Blog: http://pensatoio.ilcannocchiale.it

Marx e il valore come relazione

 

Tutto quello che ci diceva l’analisi del valore della merce ce lo dice ora la tela stessa, appena entrata in comunicazione con un’altra merce e cioè l’abito. Per dire che il lavoro nella sua qualità astratta di lavoro umano costituisce il suo proprio valore, essa dice che l’abito in quanto equivalente ad essa, cioè in quanto è valore, consiste dello stesso lavoro che la tela. Per dire che la sua oggettività sublime di valore è differente dal suo corpo di traliccio, essa dice che il valore ha l’aspetto di un abito e che quindi essa stessa, la tela, come cosa di valore assomiglia all’abito. Il verbo “valere” è un verbo comparativo (Parigi vale bene una Messa), così come pure il tedesco Wertsein.

Dunque mediante il rapporto di valore la forma naturale della merce B diventa forma di valore della merce A, ossia il corpo della merce B diventa lo specchio di valore della merce A. La merce A riferendosi alla merce B come corpo di valore, come materializzazione di lavoro umano fa del valore d’uso B materiale della sua espressione di valore. Il valore  della merce A, così espresso nel valore d’uso della merce B, ha la forma del valore relativo.

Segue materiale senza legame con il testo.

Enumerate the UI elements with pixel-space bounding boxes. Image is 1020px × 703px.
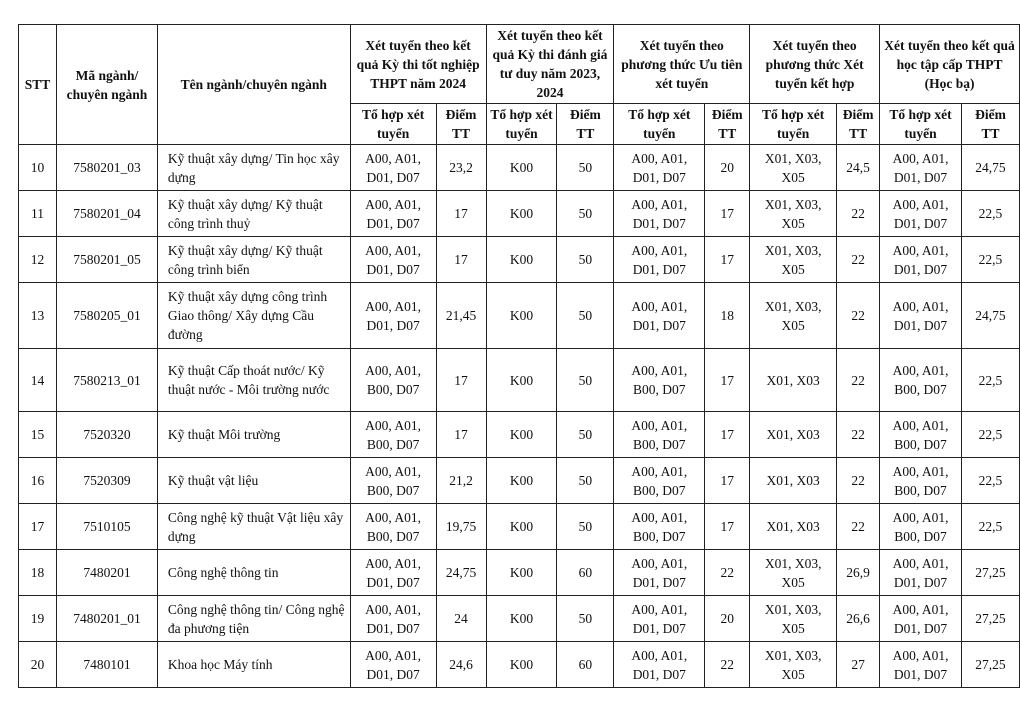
cell-diem-uu-tien: 17 [705,412,750,458]
cell-to-hop-ket-hop: X01, X03, X05 [750,596,837,642]
cell-to-hop-tu-duy: K00 [486,642,557,688]
cell-to-hop-tu-duy: K00 [486,349,557,412]
cell-diem-ket-hop: 26,6 [837,596,880,642]
cell-to-hop-uu-tien: A00, A01, D01, D07 [614,283,705,349]
table-row [19,504,1020,550]
table-row [19,283,1020,349]
cell-ma-nganh: 7580201_03 [56,145,157,191]
cell-diem-tu-duy: 60 [557,642,614,688]
table-row [19,191,1020,237]
cell-to-hop-thpt: A00, A01, B00, D07 [350,504,436,550]
cell-diem-thpt: 17 [436,412,486,458]
cell-ma-nganh: 7580205_01 [56,283,157,349]
cell-to-hop-uu-tien: A00, A01, B00, D07 [614,458,705,504]
header-ten-nganh: Tên ngành/chuyên ngành [157,25,350,145]
cell-ten-nganh: Công nghệ thông tin/ Công nghệ đa phương tiện [157,596,350,642]
cell-ten-nganh: Kỹ thuật xây dựng công trình Giao thông/ Xây dựng Cầu đường [157,283,350,349]
cell-ten-nganh: Kỹ thuật Cấp thoát nước/ Kỹ thuật nước - Môi trường nước [157,349,350,412]
cell-diem-thpt: 21,2 [436,458,486,504]
cell-to-hop-hoc-ba: A00, A01, D01, D07 [880,596,962,642]
cell-ma-nganh: 7510105 [56,504,157,550]
cell-ma-nganh: 7520309 [56,458,157,504]
cell-diem-tu-duy: 50 [557,504,614,550]
cell-to-hop-tu-duy: K00 [486,458,557,504]
cell-diem-uu-tien: 20 [705,596,750,642]
cell-diem-uu-tien: 22 [705,550,750,596]
cell-diem-tu-duy: 50 [557,349,614,412]
header-method-ket-hop: Xét tuyển theo phương thức Xét tuyển kết hợp [750,25,880,104]
cell-diem-ket-hop: 22 [837,191,880,237]
subheader-diem: Điểm TT [557,104,614,145]
cell-to-hop-thpt: A00, A01, D01, D07 [350,642,436,688]
cell-to-hop-thpt: A00, A01, D01, D07 [350,596,436,642]
cell-to-hop-hoc-ba: A00, A01, B00, D07 [880,504,962,550]
cell-to-hop-tu-duy: K00 [486,596,557,642]
cell-to-hop-uu-tien: A00, A01, B00, D07 [614,349,705,412]
cell-diem-tu-duy: 50 [557,458,614,504]
cell-diem-hoc-ba: 24,75 [961,145,1019,191]
cell-to-hop-tu-duy: K00 [486,283,557,349]
cell-diem-hoc-ba: 27,25 [961,642,1019,688]
cell-to-hop-uu-tien: A00, A01, D01, D07 [614,191,705,237]
cell-diem-thpt: 24,6 [436,642,486,688]
cell-to-hop-tu-duy: K00 [486,550,557,596]
cell-diem-tu-duy: 50 [557,283,614,349]
cell-ten-nganh: Công nghệ thông tin [157,550,350,596]
cell-ten-nganh: Kỹ thuật vật liệu [157,458,350,504]
cell-to-hop-hoc-ba: A00, A01, D01, D07 [880,145,962,191]
cell-to-hop-uu-tien: A00, A01, D01, D07 [614,642,705,688]
admission-scores-table [18,24,1020,688]
cell-diem-ket-hop: 22 [837,412,880,458]
cell-diem-tu-duy: 50 [557,191,614,237]
subheader-diem: Điểm TT [961,104,1019,145]
cell-stt: 11 [19,191,57,237]
header-ma-nganh: Mã ngành/ chuyên ngành [56,25,157,145]
cell-ma-nganh: 7520320 [56,412,157,458]
cell-diem-thpt: 17 [436,237,486,283]
cell-to-hop-thpt: A00, A01, D01, D07 [350,237,436,283]
cell-to-hop-ket-hop: X01, X03 [750,504,837,550]
cell-to-hop-thpt: A00, A01, B00, D07 [350,458,436,504]
subheader-diem: Điểm TT [436,104,486,145]
cell-diem-thpt: 23,2 [436,145,486,191]
cell-to-hop-hoc-ba: A00, A01, B00, D07 [880,458,962,504]
cell-ma-nganh: 7480201 [56,550,157,596]
cell-diem-ket-hop: 22 [837,237,880,283]
subheader-to-hop: Tổ hợp xét tuyển [486,104,557,145]
cell-diem-ket-hop: 22 [837,349,880,412]
cell-ten-nganh: Công nghệ kỹ thuật Vật liệu xây dựng [157,504,350,550]
cell-ten-nganh: Kỹ thuật xây dựng/ Kỹ thuật công trình biển [157,237,350,283]
cell-to-hop-tu-duy: K00 [486,145,557,191]
cell-to-hop-ket-hop: X01, X03, X05 [750,237,837,283]
cell-to-hop-hoc-ba: A00, A01, B00, D07 [880,412,962,458]
cell-stt: 10 [19,145,57,191]
cell-ma-nganh: 7580213_01 [56,349,157,412]
cell-to-hop-uu-tien: A00, A01, B00, D07 [614,504,705,550]
subheader-to-hop: Tổ hợp xét tuyển [350,104,436,145]
cell-diem-hoc-ba: 27,25 [961,596,1019,642]
cell-diem-ket-hop: 22 [837,458,880,504]
cell-to-hop-ket-hop: X01, X03, X05 [750,191,837,237]
cell-to-hop-ket-hop: X01, X03 [750,458,837,504]
cell-to-hop-ket-hop: X01, X03, X05 [750,283,837,349]
cell-stt: 13 [19,283,57,349]
cell-diem-ket-hop: 27 [837,642,880,688]
cell-diem-hoc-ba: 27,25 [961,550,1019,596]
cell-to-hop-thpt: A00, A01, B00, D07 [350,412,436,458]
cell-stt: 16 [19,458,57,504]
cell-to-hop-tu-duy: K00 [486,237,557,283]
cell-stt: 14 [19,349,57,412]
table-row [19,458,1020,504]
cell-diem-hoc-ba: 22,5 [961,504,1019,550]
subheader-to-hop: Tổ hợp xét tuyển [614,104,705,145]
cell-diem-uu-tien: 17 [705,504,750,550]
cell-diem-tu-duy: 50 [557,412,614,458]
cell-to-hop-uu-tien: A00, A01, B00, D07 [614,412,705,458]
cell-diem-hoc-ba: 22,5 [961,237,1019,283]
cell-diem-hoc-ba: 22,5 [961,349,1019,412]
cell-diem-uu-tien: 17 [705,349,750,412]
cell-to-hop-hoc-ba: A00, A01, B00, D07 [880,349,962,412]
cell-to-hop-thpt: A00, A01, B00, D07 [350,349,436,412]
cell-to-hop-thpt: A00, A01, D01, D07 [350,191,436,237]
table-row [19,642,1020,688]
cell-to-hop-hoc-ba: A00, A01, D01, D07 [880,550,962,596]
header-method-hoc-ba: Xét tuyển theo kết quả học tập cấp THPT (Học bạ) [880,25,1020,104]
cell-to-hop-ket-hop: X01, X03, X05 [750,550,837,596]
cell-to-hop-uu-tien: A00, A01, D01, D07 [614,596,705,642]
cell-ten-nganh: Kỹ thuật xây dựng/ Kỹ thuật công trình thuỷ [157,191,350,237]
header-method-tu-duy: Xét tuyển theo kết quả Kỳ thi đánh giá tư duy năm 2023, 2024 [486,25,614,104]
cell-to-hop-tu-duy: K00 [486,412,557,458]
cell-ma-nganh: 7480201_01 [56,596,157,642]
cell-stt: 12 [19,237,57,283]
cell-diem-thpt: 19,75 [436,504,486,550]
cell-diem-ket-hop: 24,5 [837,145,880,191]
cell-to-hop-thpt: A00, A01, D01, D07 [350,550,436,596]
cell-diem-hoc-ba: 22,5 [961,458,1019,504]
cell-stt: 20 [19,642,57,688]
cell-diem-uu-tien: 20 [705,145,750,191]
cell-diem-uu-tien: 22 [705,642,750,688]
subheader-to-hop: Tổ hợp xét tuyển [880,104,962,145]
cell-diem-uu-tien: 17 [705,458,750,504]
cell-to-hop-tu-duy: K00 [486,191,557,237]
cell-to-hop-hoc-ba: A00, A01, D01, D07 [880,283,962,349]
table-row [19,349,1020,412]
cell-stt: 18 [19,550,57,596]
cell-ma-nganh: 7580201_04 [56,191,157,237]
cell-diem-tu-duy: 50 [557,596,614,642]
cell-ten-nganh: Khoa học Máy tính [157,642,350,688]
subheader-diem: Điểm TT [837,104,880,145]
admission-table-container [18,24,1020,688]
cell-diem-thpt: 24,75 [436,550,486,596]
cell-ten-nganh: Kỹ thuật xây dựng/ Tin học xây dựng [157,145,350,191]
cell-diem-tu-duy: 60 [557,550,614,596]
cell-to-hop-ket-hop: X01, X03, X05 [750,642,837,688]
cell-diem-uu-tien: 17 [705,237,750,283]
table-row [19,412,1020,458]
cell-ten-nganh: Kỹ thuật Môi trường [157,412,350,458]
cell-diem-hoc-ba: 22,5 [961,191,1019,237]
cell-to-hop-uu-tien: A00, A01, D01, D07 [614,550,705,596]
cell-to-hop-hoc-ba: A00, A01, D01, D07 [880,191,962,237]
cell-diem-ket-hop: 22 [837,504,880,550]
cell-stt: 15 [19,412,57,458]
subheader-to-hop: Tổ hợp xét tuyển [750,104,837,145]
table-body [19,145,1020,688]
cell-to-hop-ket-hop: X01, X03, X05 [750,145,837,191]
cell-stt: 19 [19,596,57,642]
cell-diem-thpt: 17 [436,349,486,412]
subheader-diem: Điểm TT [705,104,750,145]
cell-diem-uu-tien: 18 [705,283,750,349]
header-method-thpt: Xét tuyển theo kết quả Kỳ thi tốt nghiệp THPT năm 2024 [350,25,486,104]
cell-diem-thpt: 24 [436,596,486,642]
table-row [19,550,1020,596]
header-method-uu-tien: Xét tuyển theo phương thức Ưu tiên xét tuyển [614,25,750,104]
cell-to-hop-thpt: A00, A01, D01, D07 [350,283,436,349]
cell-stt: 17 [19,504,57,550]
cell-diem-uu-tien: 17 [705,191,750,237]
cell-to-hop-ket-hop: X01, X03 [750,349,837,412]
cell-to-hop-hoc-ba: A00, A01, D01, D07 [880,642,962,688]
cell-diem-thpt: 21,45 [436,283,486,349]
cell-to-hop-ket-hop: X01, X03 [750,412,837,458]
cell-diem-hoc-ba: 24,75 [961,283,1019,349]
cell-to-hop-tu-duy: K00 [486,504,557,550]
cell-to-hop-hoc-ba: A00, A01, D01, D07 [880,237,962,283]
cell-ma-nganh: 7580201_05 [56,237,157,283]
cell-ma-nganh: 7480101 [56,642,157,688]
cell-diem-tu-duy: 50 [557,145,614,191]
header-stt: STT [19,25,57,145]
cell-diem-thpt: 17 [436,191,486,237]
table-row [19,596,1020,642]
cell-to-hop-uu-tien: A00, A01, D01, D07 [614,237,705,283]
cell-diem-ket-hop: 22 [837,283,880,349]
cell-diem-tu-duy: 50 [557,237,614,283]
cell-to-hop-thpt: A00, A01, D01, D07 [350,145,436,191]
cell-diem-ket-hop: 26,9 [837,550,880,596]
cell-diem-hoc-ba: 22,5 [961,412,1019,458]
table-row [19,237,1020,283]
table-row [19,145,1020,191]
cell-to-hop-uu-tien: A00, A01, D01, D07 [614,145,705,191]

In un certo modo all’uomo succede come alla merce. Dal momento che l’uomo non viene al mondo con uno specchio, né da filosofo fichtiano (Io sono io) egli in un primo momento si rispecchia in un altro uomo. L’uomo Pietro si riferisce a se stesso come ad un uomo solo mediante la relazione all’uomo Paolo come proprio simile. Ma così anche Paolo in carne ed ossa, nella sua corporeità paolina, conta per lui come forma fenomenica del genus uomo.



 

 

Per Marx il valore è una relazione che è prima di tutto tra merci. Ciò è possibile in quanto le merci hanno una sostanza comune che è il lavoro. Il fatto che una merce sia misura di altra merce è la prima manifestazione della loro sostanza comune. Anche qui la metafora marxiana è bella ed illuminante : anche l’uomo cerca inizialmente di prendere consapevolezza di sé mediante l’altro uomo. Lo scambio che è in primo luogo una comparazione è l’analogo più povero del rapporto intersoggettivo, o meglio è un rapporto intersoggettivo povero e inconsapevole. Forse la transizione ad un altro modo di produzione è anche la storia di questa presa di consapevolezza.

 

 

 

 

 

 

Pubblicato il 6/11/2007 alle 0.36 nella rubrica Comunismo.